今回の質問
「遅刻や無断欠勤、早退を頻繁にする人がいます。どうやら会社には嘘の理由を伝えて、
遊んでいるらしいという噂もあります。クビにすることはできないのでしょうか?」
答え
程度によっては解雇を検討することもできるかもしれませんが、手続きは慎重に行う必要があります。
今回のポイント
・なにがいけないのか
一般的な感覚でも虚偽の理由による遅刻や無断欠勤はいけないことだということはすぐに理解できるところだと思います。
ただ、常識からみてダメなことをしているからクビにしました、という考え方が通じるのであれば、労働者としてはいつクビをきられてしまうかヒヤヒヤしながら仕事をしなければいけなくなります。
では法律上はどのように考えるのでしょうか。
虚偽の理由による遅刻や無断欠勤などについては会社と労働者が結んだ契約を果たしていないという意味で、労働契約の債務不履行にあたると考えられています。
会社としては契約を結んだ相手がその義務を果たしてくれないので契約を解消したい、という考え方により契約解除すなわち解雇、という考え方になるわけです。
・どのような場合に解雇できるか
ただし、解雇というのは労働者の生活基盤を奪ってしまうとても大きな問題ですから、
労働者の能力がない、ふさわしくない、などの問題がある場合でもその程度がとてもひどく、
何度注意しても改善の見込みがないということが誰が見ても明らかであるという状態でなければ解雇は難しいと考えられています。
過去の裁判例でも“何十回の遅刻に対しその都度注意しても反省がない“、とか”誓約書を書かせてもまた繰り返す“、とか「勤務成績不良で職場での協調性に欠け、上司の人格攻撃を行い・・」など第三者的にもそこまでであれば致し方ないのではと思えるようなケースで解雇が有効とされているようです。
実際の現場では
今回は解雇に関するテーマを取り上げました。
もしあなたの部下にこのようなケースに該当するような方がいらっしゃるのであれば、
まずはきちんと注意を行い、その履歴をしっかり残し、また、人事部や総務部などの担当部署と連携しておく、という対応をお勧めいたします。
最終的に解雇をしなかったとしても、日々のこういった対応の積み重ねが労務トラブルを最小限に抑えることに繋がります。

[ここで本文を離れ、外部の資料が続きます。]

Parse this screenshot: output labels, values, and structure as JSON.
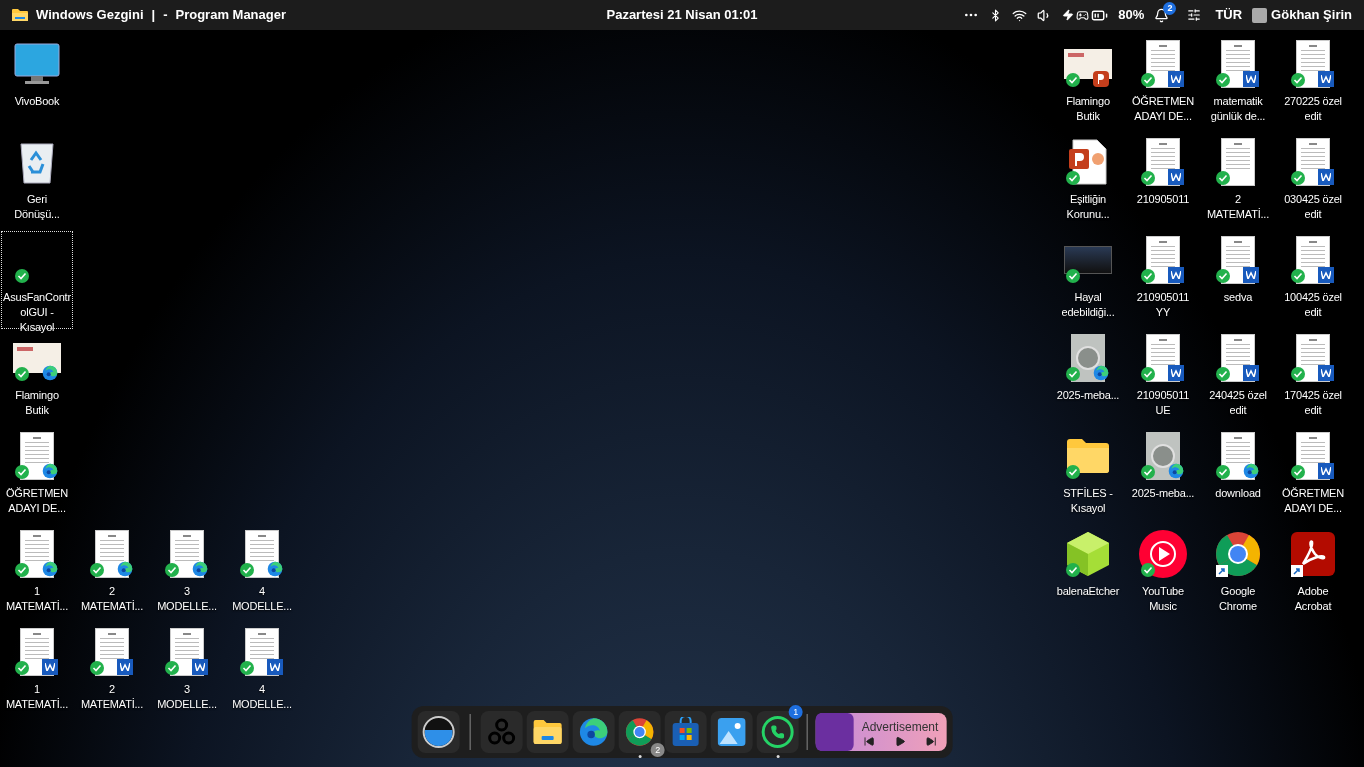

なお、この内容は起こり得る事例を想定し、一勤務社労士の知識と経験に基づいて
一般的な解説をお伝えしています。
実際の個々の事例においては様々な要因を考慮する必要もありますので、必ず上司の方や人事部・総務部の方などとご相談やご確認のうえ、慎重なご対応をしていただくことをお勧めいたします。